Well that was the writer’s guide for immediately giving your opinion away, and only seven lines in too; you might as well just go and listen to it now, see you next week. There’s a lot more to Phases than a brief recommendation from me, the twelve tracks Olsen has put together here – recorded between 2012 and 2017 – are some of her most affecting and emotionally charged songs to date; and they’re only enhanced by the rawness of the production. Opener Fly On Your Wall comes from the Our First 100 Days compilation of anti-Trump songs which Olsen took part in. A somewhat low-key, lovelorn protest track set to a marching drum beat that surges into a higher gear as Olsen’s voice reaches up in the final third calling out “A love never made is still mine/if only real in my mind”. What follows is Special, and I mean that in every sense of the word. It’s the longest song here by quite some way but it earns its indulgent run-time with a powerful yearning in Olsen’s delivery and lyrics, her cooing “I want to be special” with all the same catharsis of Thom Yorke on Creep. The instrumental backing of guitars and drums shrouded in reverb and later guitar noodling that emerges like rays of light through cloud ties the whole thing together beautifully across the track’s gorgeous unravelling outro.

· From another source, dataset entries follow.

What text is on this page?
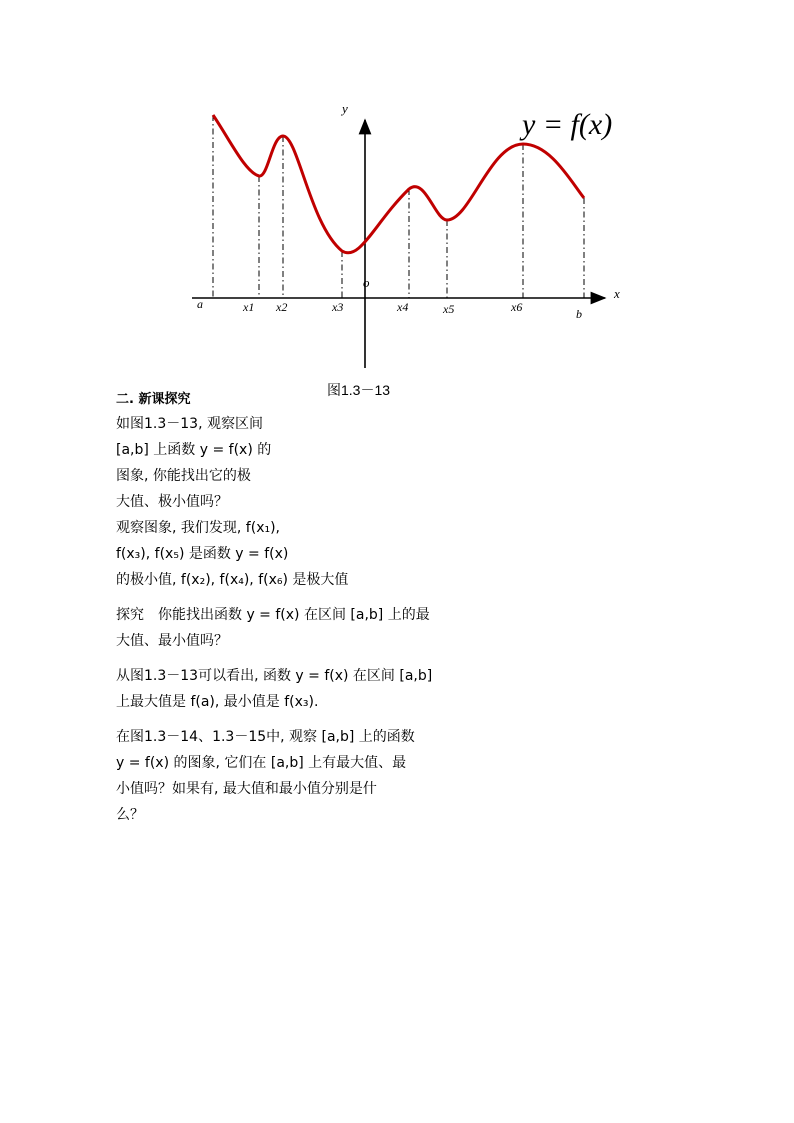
y = f(x)
y
x
o
a	x1 x2	x3	x4	x5	x6	b
图1.3－13
二. 新课探究
如图1.3－13, 观察区间
[a,b] 上函数 y = f(x) 的
图象, 你能找出它的极
大值、极小值吗？
观察图象, 我们发现, f(x₁),
f(x₃), f(x₅) 是函数 y = f(x)
的极小值, f(x₂), f(x₄), f(x₆) 是极大值
探究　你能找出函数 y = f(x) 在区间 [a,b] 上的最
大值、最小值吗？
从图1.3－13可以看出, 函数 y = f(x) 在区间 [a,b]
上最大值是 f(a), 最小值是 f(x₃).
在图1.3－14、1.3－15中, 观察 [a,b] 上的函数
y = f(x) 的图象, 它们在 [a,b] 上有最大值、最
小值吗？如果有, 最大值和最小值分别是什
么？
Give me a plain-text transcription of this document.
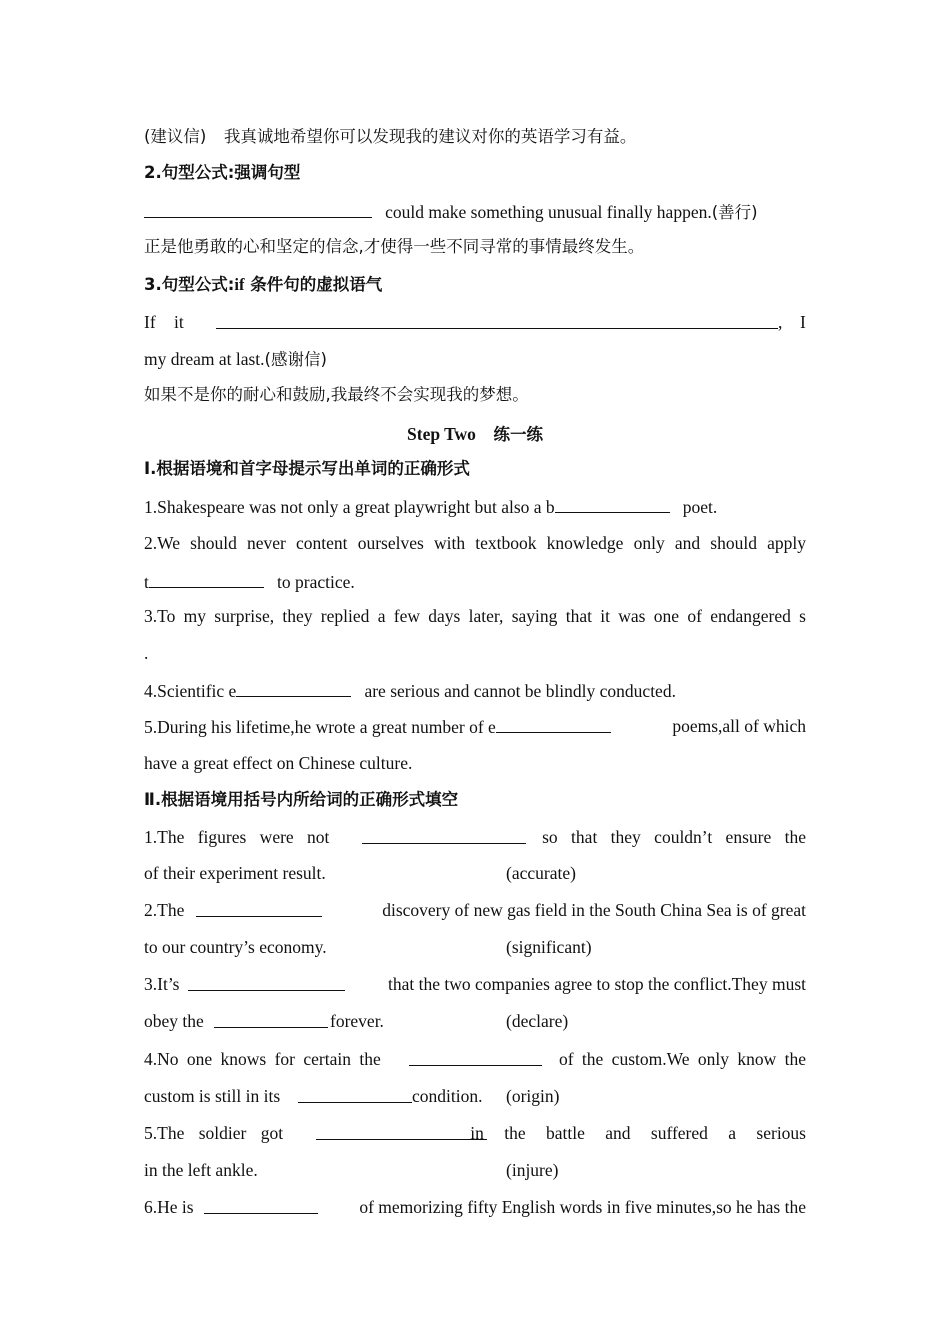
(建议信) 我真诚地希望你可以发现我的建议对你的英语学习有益。
2.句型公式:强调句型
could make something unusual finally happen.(善行)
正是他勇敢的心和坚定的信念,才使得一些不同寻常的事情最终发生。
3.句型公式:if 条件句的虚拟语气
If it	, I
my dream at last.(感谢信)
如果不是你的耐心和鼓励,我最终不会实现我的梦想。
Step Two 练一练
Ⅰ.根据语境和首字母提示写出单词的正确形式
1.Shakespeare was not only a great playwright but also a b	poet.
2.We should never content ourselves with textbook knowledge only and should apply
t	to practice.
3.To my surprise, they replied a few days later, saying that it was one of endangered s
.
4.Scientific e	are serious and cannot be blindly conducted.
5.During his lifetime,he wrote a great number of e	poems,all of which
have a great effect on Chinese culture.
Ⅱ.根据语境用括号内所给词的正确形式填空
1.The figures were not	so that they couldn’t ensure the
of their experiment result.	(accurate)
2.The	discovery of new gas field in the South China Sea is of great
to our country’s economy.	(significant)
3.It’s	that the two companies agree to stop the conflict.They must
obey the	forever.	(declare)
4.No one knows for certain the	of the custom.We only know the
custom is still in its	condition. (origin)
5.The soldier got	in the battle and suffered a serious
in the left ankle.	(injure)
6.He is	of memorizing fifty English words in five minutes,so he has the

The same focus on love and longing that Olsen has been fixated with since Burn Your Fire… stays with Phases across nearly all of its tracks; Only With You is a delicate portrait of unrequited love, Olsen’s distant vocals sweetly singing “you don’t find it in me” until the close. Likewise, All Right Now has the singer reaching into her upper register and drawing comparisons to June Carter as guitars swirl and phase around her. On Sans she sounds as if from another time entirely, singing through an old ‘50s radio with country melodies straight from her debut on Strange Cacti. From the sweet to the sour, Sweet Dreams bursts forth with a dark three-chord verse of gravelly guitars and drums as Olsen howls in the chorus and layers her expressive vibrato on in the verses to great effect. We reach the halfway point on California, not the Joni Mitchell cover I half expected – brilliant though that would be – but an introspective indie-folk wanderer, with the sly opening line “On my way to California, and I don’t mean California literally”; Olsen’s bewitching control over her voice now evoking Judy Garland of all people. It’s quite stunning.

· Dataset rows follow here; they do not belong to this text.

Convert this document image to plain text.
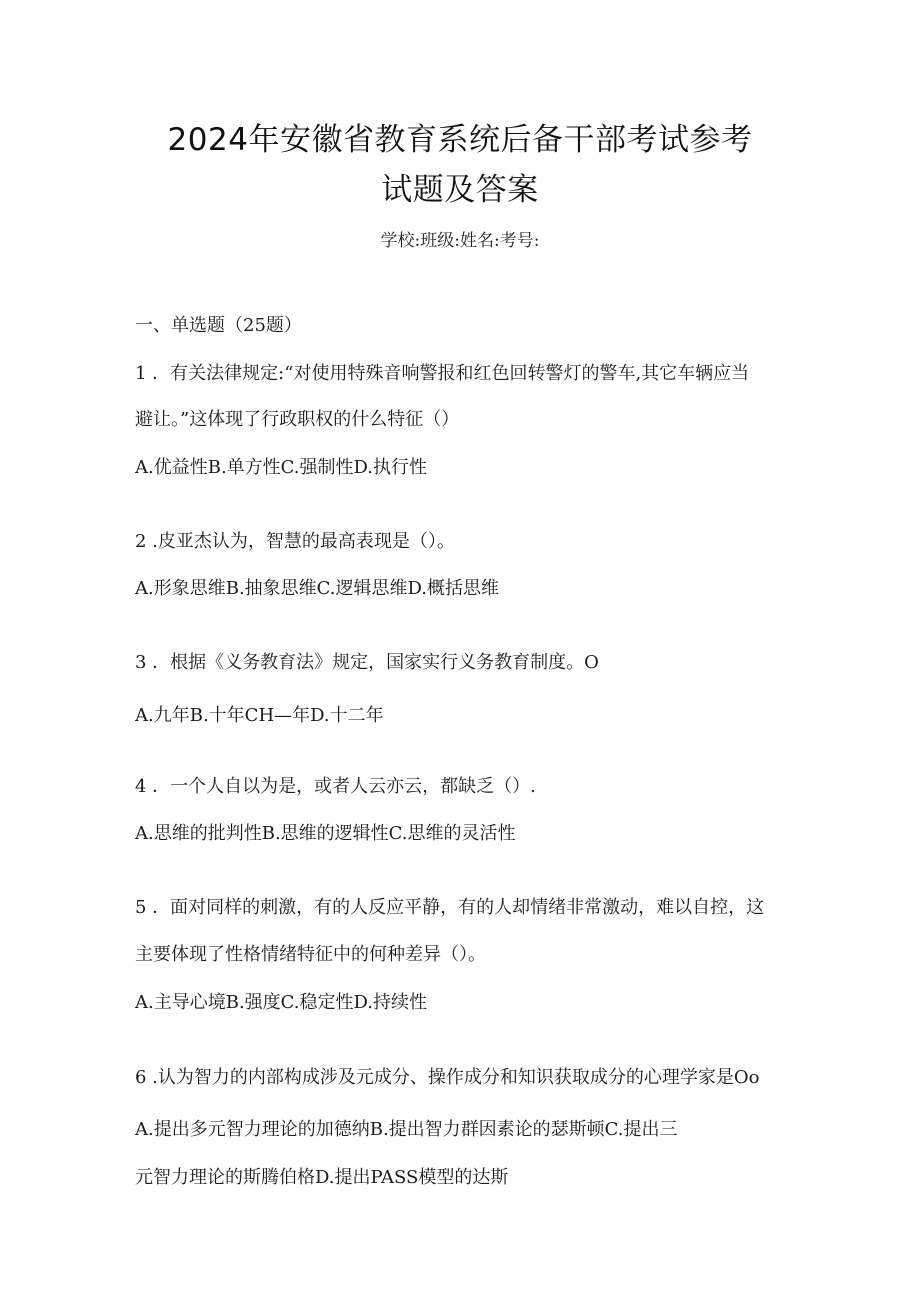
2024年安徽省教育系统后备干部考试参考
试题及答案
学校:班级:姓名:考号:
一、单选题（25题）
1 ．有关法律规定:“对使用特殊音响警报和红色回转警灯的警车,其它车辆应当
避让。”这体现了行政职权的什么特征（）
A.优益性B.单方性C.强制性D.执行性
2 .皮亚杰认为，智慧的最高表现是（）。
A.形象思维B.抽象思维C.逻辑思维D.概括思维
3 ．根据《义务教育法》规定，国家实行义务教育制度。O
A.九年B.十年CH—年D.十二年
4 ．一个人自以为是，或者人云亦云，都缺乏（）.
A.思维的批判性B.思维的逻辑性C.思维的灵活性
5 ．面对同样的刺激，有的人反应平静，有的人却情绪非常激动，难以自控，这
主要体现了性格情绪特征中的何种差异（）。
A.主导心境B.强度C.稳定性D.持续性
6 .认为智力的内部构成涉及元成分、操作成分和知识获取成分的心理学家是Oo
A.提出多元智力理论的加德纳B.提出智力群因素论的瑟斯顿C.提出三
元智力理论的斯腾伯格D.提出PASS模型的达斯
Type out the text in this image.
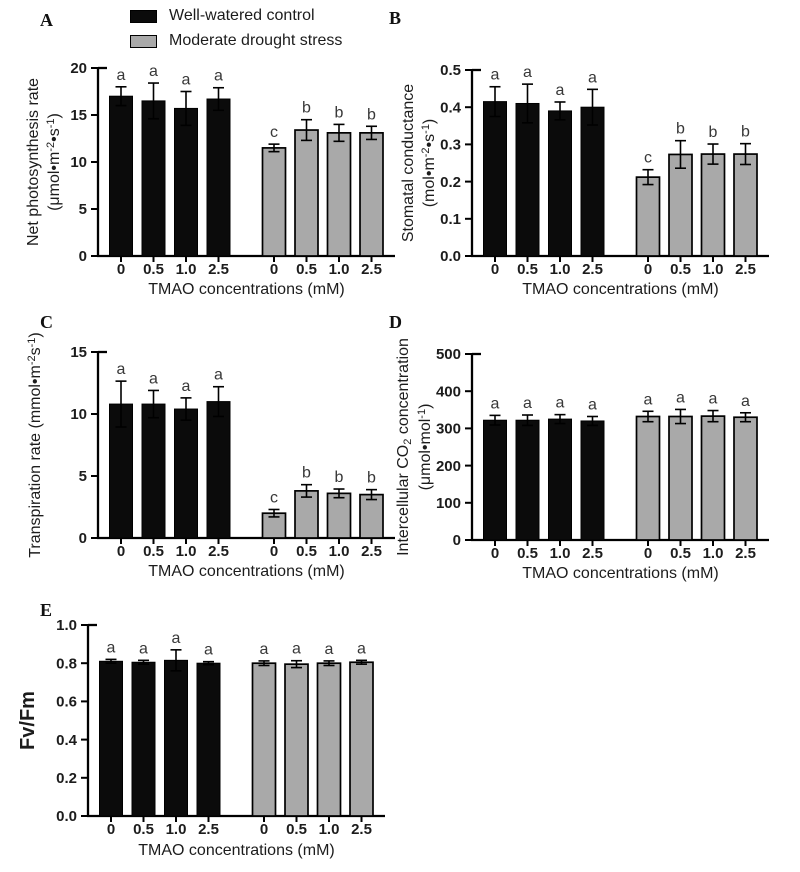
A	B
C	D
E
Well-watered control
Moderate drought stress
0
5
10
15
20 a
0
a
0.5
a
1.0
a
2.5
c
0
b
0.5
b
1.0
b
2.5
TMAO concentrations (mM)
Net photosynthesis rate $(\mu mol•m^{-2}•s^{-1})$
0.0
0.1
0.2
0.3
0.4
0.5 a
0
a
0.5
a
1.0
a
2.5
c
0
b
0.5
b
1.0
b
2.5
TMAO concentrations (mM)
Stomatal conductance $(mol•m^{-2}•s^{-1})$
0
5
10
15
a
0
a
0.5
a
1.0
a
2.5
c
0
b
0.5
b
1.0
b
2.5
TMAO concentrations (mM)
Transpiration rate $(mmol•m^{-2}s^{-1})$
0
100
200
300
400
500
a
0
a
0.5
a
1.0
a
2.5
a
0
a
0.5
a
1.0
a
2.5
TMAO concentrations (mM)
Intercellular CO2 concentration
(μmol•mol$^{-1}$)
0.0
0.2
0.4
0.6
0.8
1.0
a
0
a
0.5
a
1.0
a
2.5
a
0
a
0.5
a
1.0
a
2.5
TMAO concentrations (mM)
Fv/Fm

You can always tell a lot by the songs an artist covers, especially those they choose to record. Olsen’s cover of Bruce Springsteen’s Tougher Than The Rest from the underrated Tunnel of Love strips back the bravado and the Arena Pop airs of the original into a sultry ballad of guitar and vox that is potent with the thrill of reckless love; she manages to make the line “I’ve been around a time or two […] maybe you’ve been around too” sound coy and confident in the same breath. As the record ends, Olsen’s last choice of song is another cover, Endless Road, a frequent feature of her live shows in years passed and originally featured in an episode of Bonanza. After tracking down this original version (as you should too) I’ll attest that Olsen’s version isn’t all that different and it’s a beautiful song – I don’t say that lightly. If it had been recorded by Glen Campbell around the time of Wichita Lineman it probably would have been a classic, it’s really that good.
If like me you’ve fallen for Angel and her music since her breakthrough – or even before that – Phases is pretty much unmissable. As a record of a key period in Olsen’s musical career, the album delivers on showcasing all her talents and more than a few of her influences. The production swings between the more direct moments of her more recent Jagjaguwar releases and the rough-and-ready performance of her earliest work. Sure it doesn’t feel especially coherent but arguably a B-sides collection isn’t supposed to, and if you were wanting to get into Angel’s music Phases won’t be the best starting point. This is still impressive songwriting though, an intimate portrait of an artist at her height, much like Kendrick Lamar’s untitled unmastered, sometimes the hidden gems are the ones you treasure the most.